Alors que la science est aujourd’hui omniprésente, on observe une attitude plutôt critique à son égard. Depuis les Lumières, la progression des connaissances était associée à l’idée d’un bonheur futur. Le progrès de la connaissance (scientifique) et le progrès moral (aboutissant en particulier au bonheur) ne vont plus de pair aujourd’hui. Il n’est plus possible d’ »associer la connaissance et les valeurs comme étant les deux faces d’une même réalité. (ce qu’avait finalement fait Kant : l’esprit humain étant composé de l’entendement qui sert pour la connaissance et la Raison essentielle pour la morale). Ainsi aujourd’hui la science est confrontée à un relativisme et un scepticisme fort à son égard. Les rapports moraux traditionnels ont été dissous et les êtres humaines adoptent envers l’avenir une attitude de méfiances voire de défiance.

La science et la technique sont associées (on parle de techno-sciences par exemple) et cette technique de progrès constant est de plus en plus réduite à un outil à la disposition des envies de confort des consommateurs contemporains.

Comme le scientifique, le philosophe cherche des vérités, mais ce ne sont pas des vérités observables, démontrables et obtenues par une méthodologie rationnelle définie strictement selon le schéma Hypothèse – expérience – conclusion.

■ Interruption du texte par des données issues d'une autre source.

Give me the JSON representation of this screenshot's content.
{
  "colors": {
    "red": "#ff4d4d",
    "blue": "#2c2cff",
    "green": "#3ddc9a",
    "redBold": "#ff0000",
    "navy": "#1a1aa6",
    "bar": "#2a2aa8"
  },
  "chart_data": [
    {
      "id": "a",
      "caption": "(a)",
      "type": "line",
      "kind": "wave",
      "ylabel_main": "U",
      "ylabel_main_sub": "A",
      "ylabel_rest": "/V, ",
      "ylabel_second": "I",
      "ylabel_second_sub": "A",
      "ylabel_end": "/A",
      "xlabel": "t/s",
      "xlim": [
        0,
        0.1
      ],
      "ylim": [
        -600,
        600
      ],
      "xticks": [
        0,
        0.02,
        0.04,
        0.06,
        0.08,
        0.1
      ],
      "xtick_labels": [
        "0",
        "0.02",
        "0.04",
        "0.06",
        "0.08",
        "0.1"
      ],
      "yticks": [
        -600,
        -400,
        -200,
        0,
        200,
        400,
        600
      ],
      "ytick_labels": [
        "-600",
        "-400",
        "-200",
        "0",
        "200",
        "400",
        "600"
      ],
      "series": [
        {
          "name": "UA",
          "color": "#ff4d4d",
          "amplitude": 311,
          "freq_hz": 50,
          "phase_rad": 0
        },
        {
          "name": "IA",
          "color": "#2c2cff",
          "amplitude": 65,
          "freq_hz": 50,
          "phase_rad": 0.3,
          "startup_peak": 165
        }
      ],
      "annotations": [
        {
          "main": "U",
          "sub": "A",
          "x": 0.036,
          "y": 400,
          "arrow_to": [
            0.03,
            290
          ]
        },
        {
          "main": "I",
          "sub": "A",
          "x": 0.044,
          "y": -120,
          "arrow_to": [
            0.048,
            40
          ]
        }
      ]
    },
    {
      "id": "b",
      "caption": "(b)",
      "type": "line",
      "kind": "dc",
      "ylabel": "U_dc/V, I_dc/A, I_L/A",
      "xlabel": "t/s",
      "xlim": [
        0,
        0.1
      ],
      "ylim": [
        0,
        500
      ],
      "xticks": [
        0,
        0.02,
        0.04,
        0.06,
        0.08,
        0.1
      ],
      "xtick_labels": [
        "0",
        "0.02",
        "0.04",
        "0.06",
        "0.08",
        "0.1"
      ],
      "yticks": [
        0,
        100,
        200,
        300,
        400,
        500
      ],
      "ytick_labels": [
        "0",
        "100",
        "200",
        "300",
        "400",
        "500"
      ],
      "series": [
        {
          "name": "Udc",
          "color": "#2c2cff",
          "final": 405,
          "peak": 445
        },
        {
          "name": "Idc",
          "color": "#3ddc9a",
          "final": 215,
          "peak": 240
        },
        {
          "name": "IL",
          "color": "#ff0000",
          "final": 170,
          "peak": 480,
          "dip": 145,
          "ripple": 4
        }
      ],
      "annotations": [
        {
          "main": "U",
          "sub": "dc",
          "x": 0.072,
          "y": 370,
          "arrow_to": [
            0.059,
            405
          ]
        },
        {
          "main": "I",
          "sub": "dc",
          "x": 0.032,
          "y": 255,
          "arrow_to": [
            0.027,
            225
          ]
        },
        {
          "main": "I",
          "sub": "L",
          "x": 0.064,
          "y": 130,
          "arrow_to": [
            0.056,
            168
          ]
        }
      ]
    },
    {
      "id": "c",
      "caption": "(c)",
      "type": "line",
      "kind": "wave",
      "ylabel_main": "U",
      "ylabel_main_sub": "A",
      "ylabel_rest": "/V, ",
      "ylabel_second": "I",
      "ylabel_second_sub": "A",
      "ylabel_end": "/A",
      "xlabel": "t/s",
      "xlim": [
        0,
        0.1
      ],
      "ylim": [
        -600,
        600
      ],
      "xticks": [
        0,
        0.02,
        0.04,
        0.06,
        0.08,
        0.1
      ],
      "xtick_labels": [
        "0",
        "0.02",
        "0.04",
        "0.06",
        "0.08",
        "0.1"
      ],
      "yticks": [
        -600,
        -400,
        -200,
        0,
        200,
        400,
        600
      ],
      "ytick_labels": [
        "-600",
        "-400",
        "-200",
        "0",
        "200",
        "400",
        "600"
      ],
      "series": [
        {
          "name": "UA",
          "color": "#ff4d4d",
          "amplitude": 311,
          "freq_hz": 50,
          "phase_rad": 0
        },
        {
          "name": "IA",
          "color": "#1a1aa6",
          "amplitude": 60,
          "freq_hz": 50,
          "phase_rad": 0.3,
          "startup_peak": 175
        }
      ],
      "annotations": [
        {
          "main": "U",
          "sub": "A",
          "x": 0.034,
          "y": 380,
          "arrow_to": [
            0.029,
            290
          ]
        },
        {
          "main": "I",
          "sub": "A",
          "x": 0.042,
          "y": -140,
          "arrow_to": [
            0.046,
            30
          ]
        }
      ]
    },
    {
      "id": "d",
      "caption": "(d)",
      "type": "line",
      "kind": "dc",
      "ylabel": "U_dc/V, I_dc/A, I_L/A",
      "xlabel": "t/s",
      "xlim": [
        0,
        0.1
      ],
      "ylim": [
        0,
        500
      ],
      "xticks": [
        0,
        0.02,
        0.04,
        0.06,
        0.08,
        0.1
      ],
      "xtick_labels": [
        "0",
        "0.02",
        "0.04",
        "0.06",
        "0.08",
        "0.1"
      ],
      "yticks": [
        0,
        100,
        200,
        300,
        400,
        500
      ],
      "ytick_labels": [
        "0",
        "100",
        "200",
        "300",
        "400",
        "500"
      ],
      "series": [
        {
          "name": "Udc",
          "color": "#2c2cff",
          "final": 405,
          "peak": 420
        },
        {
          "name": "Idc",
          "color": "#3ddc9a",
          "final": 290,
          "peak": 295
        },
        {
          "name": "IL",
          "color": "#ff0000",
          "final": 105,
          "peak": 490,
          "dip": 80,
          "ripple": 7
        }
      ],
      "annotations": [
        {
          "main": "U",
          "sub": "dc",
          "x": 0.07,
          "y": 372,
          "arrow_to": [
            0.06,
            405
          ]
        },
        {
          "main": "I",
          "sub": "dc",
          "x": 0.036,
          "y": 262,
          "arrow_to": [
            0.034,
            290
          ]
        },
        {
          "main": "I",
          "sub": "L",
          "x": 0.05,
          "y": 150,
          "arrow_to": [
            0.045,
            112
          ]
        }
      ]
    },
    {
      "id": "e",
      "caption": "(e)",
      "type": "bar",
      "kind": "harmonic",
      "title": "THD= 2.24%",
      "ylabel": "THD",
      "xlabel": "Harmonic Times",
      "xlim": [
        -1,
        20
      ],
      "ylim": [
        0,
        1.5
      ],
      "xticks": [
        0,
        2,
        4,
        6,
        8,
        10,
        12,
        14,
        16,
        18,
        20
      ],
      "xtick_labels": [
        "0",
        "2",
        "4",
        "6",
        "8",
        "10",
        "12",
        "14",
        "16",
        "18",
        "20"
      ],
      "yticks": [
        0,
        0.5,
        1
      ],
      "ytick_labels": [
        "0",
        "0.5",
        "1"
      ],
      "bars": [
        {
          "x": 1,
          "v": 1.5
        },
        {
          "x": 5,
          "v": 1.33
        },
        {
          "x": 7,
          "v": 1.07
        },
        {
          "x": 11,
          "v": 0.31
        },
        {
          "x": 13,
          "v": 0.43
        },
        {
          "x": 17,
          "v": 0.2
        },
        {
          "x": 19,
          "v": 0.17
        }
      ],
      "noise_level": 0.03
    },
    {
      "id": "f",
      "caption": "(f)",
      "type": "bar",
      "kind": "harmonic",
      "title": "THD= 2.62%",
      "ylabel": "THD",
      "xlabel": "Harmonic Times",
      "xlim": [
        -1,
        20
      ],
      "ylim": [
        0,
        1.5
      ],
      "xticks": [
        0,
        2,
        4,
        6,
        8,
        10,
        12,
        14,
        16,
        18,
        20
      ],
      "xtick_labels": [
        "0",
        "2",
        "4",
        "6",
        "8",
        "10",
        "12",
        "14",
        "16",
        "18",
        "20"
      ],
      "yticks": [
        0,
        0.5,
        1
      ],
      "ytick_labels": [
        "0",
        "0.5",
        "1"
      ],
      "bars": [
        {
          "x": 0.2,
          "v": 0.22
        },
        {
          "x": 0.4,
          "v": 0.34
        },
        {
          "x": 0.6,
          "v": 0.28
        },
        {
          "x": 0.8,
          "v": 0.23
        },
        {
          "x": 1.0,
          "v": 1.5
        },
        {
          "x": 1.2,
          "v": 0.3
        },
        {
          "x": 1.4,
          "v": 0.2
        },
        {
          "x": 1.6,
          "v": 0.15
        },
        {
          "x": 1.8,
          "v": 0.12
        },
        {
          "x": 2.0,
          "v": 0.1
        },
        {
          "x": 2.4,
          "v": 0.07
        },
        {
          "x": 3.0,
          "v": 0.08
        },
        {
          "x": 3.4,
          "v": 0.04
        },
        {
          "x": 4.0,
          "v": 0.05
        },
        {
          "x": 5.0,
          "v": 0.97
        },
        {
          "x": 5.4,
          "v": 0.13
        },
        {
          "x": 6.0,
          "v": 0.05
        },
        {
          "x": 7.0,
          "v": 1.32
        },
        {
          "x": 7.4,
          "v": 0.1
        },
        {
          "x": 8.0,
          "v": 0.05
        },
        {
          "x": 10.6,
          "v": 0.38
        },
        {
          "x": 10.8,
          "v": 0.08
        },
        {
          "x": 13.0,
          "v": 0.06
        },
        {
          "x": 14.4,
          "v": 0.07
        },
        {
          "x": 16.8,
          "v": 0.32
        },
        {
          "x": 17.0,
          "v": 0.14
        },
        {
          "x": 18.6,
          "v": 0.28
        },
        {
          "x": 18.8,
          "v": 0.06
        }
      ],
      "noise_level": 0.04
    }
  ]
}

En effet parmi les questions que se posent l’homme, la question du Bien se pose, mais aussi celle du savoir comment agir, quelles sont les actions bonnes… Y a-t-il des normes de types morales ? La liaison entre le théorique (la connaissance) et le pratique (l’action) est elle indissociable en philosophie ?

Ainsi l’éthique a une place central dans la philosophie car elle s’interroge sur le fait de savoir comment nous devons agir : qu’est ce qu’une action bonne ? Au nom de quels critères évaluer une action ou un comportement ? Qu’est ce le bien ? Et face à la science et la technique, l’éthique s’interroge sur les actes présents et futurs, sur les possibilités fournies par la technique et leur implication sur l’humanité en tant qu’espèce ou sur les individus en particuliers.